Positive input = returns the same value.
Negative input = multiplied by a small learnable parameter (value is updated during training).
Its flexibility can handle a wide range of patterns.
All the ReLU types of activation functions are good at mitigating the Vanishing Gradient problem because it doesn’t have saturation of positive values, outputting the input directly when it's positive.
Effective for Hidden layers.
Exponential Linear Unit Activation Function (ELU)
Output for negative values curves smoothly leading to less chaotic convergence.
Steady Gradients, Smoother Learning.
Uses an exponential algorithm for negative values.
Used in Hidden layers.
Swish Activation Function
New Activation Function.
Smoother transition for negative inputs than ReLU.
Pick up linear patterns which may be in non-linear patterns making it very adaptable to deep learning.
Used in both Hidden and Output layers.
Maxout Activation Function
More flexible, adaptable than traditional activation functions.
In a typical neural network, the weights and biases create one linear function. But in Maxout multiple linear functions are created because there are different set of weights and biases.
Maxout chooses the maximum linear function because it represents the features most potently.
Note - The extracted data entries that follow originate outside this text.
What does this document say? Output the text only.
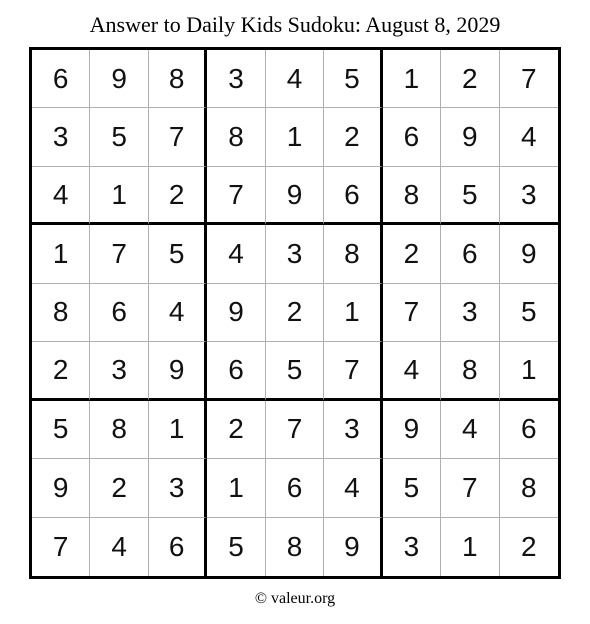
Answer to Daily Kids Sudoku: August 8, 2029
6	9	8	3	4	5	1	2	7
3	5	7	8	1	2	6	9	4
4	1	2	7	9	6	8	5	3
1	7	5	4	3	8	2	6	9
8	6	4	9	2	1	7	3	5
2	3	9	6	5	7	4	8	1
5	8	1	2	7	3	9	4	6
9	2	3	1	6	4	5	7	8
7	4	6	5	8	9	3	1	2
© valeur.org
It has representational power.
Used in both Hidden and Output layers.
Softmax Activation Function
Enables better gradients for classification problems.
Used in Output layer for multi-class classification.
Outputs are a probability distribution, a value between 0 and 1.
Outputs summed up equal 100%.
Summary
The choice of an activation function depends on the task at hand and experimentation is common. ReLU remains a popular choice because of it’s simplicity as well as robustness to different initialization schemes and learning rates.New innovations in Activation functions are continually being explored such as adaptive activation functions which dynamically can adjust their behavior based on input data or training progress. So they can become like another type of function in a dynamic way.